The dragon's of Oz, showing the Aitvaras-like tail light
 Lidérc: this faery dragon is from Hungarian folklore and is similar to the aitvaras in appearance except that it hatches from the first egg of a black hen kept warm in the armpit of a human or a heap of manure and attaches itself to people to become their lover in exchange for blood (it is a vampire) or their soul. If blood is given the Lidérc hoards gold and thus makes its owner rich. If your soul is given instead of blood then the person owning the Lidérc gets gold and suddenly becomes capable of extraordinary feats (super powers) from the Devil. To dispose a Lidérc, it must be persuaded to perform an impossible task, such as haul sand with rope, or water with a sieve. It can also be destroyed by locking it into a tree hollow. 
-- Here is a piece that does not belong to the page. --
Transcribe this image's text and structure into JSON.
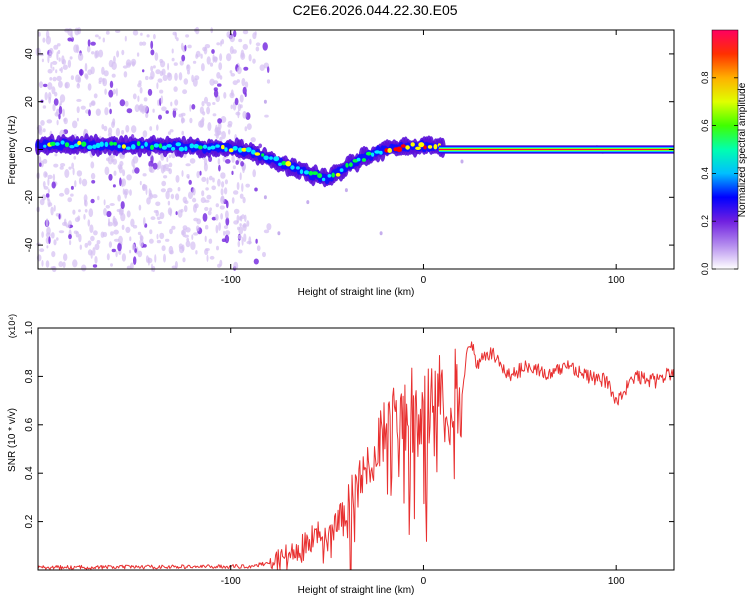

The cockatrice, yet another small dragon-chicken in myth
The Pisuhand: also known as Puuk, Tulihand, Pukys, etc. This is similar to the other faerie dragons but takes the form of a cat instead of a chicken. It guards a particular house and is about 2ft in length. In some beliefs it does not have wings and in others it does and flies around with a fiery tail. This Dragon steals treasure for its master and guards the treasure of the household and tends to play tricks on people.

The book A Wizard's Bestiary by Oberon Zell-Ravenheart also has this entry in its dragon section:
Faery Dragon: Also called fairy dragons, fey dragons, or penny dragons, this type of dragon is prevalent in South America. They range from the size of a mouse to about a foot in length. The faery dragon resembles a classical dragon of Europe in build, but there are several important differences (besides the size, that is!). Penny dragons sport two sets of dragonfly or butterfly wings. They have a longer, more tapered snout; large iridescent eyes; and are colored to blend in with their surroundings in the same manner that moths, butterflies, and other insects do. However, if the light hits them just right, the faery dragon's hide will shine with a rainbow of colors.
 I can find no folkloric origin for this type faerie dragon but I did find mention of a South American cryptid animal said to resemble a small dragon or pterodactyl with acidic saliva that burns skin. 

An acid spitting pterosaur - It doesent get much better than this! Who else would like to see some of these in a recent fantasy book or RPGs?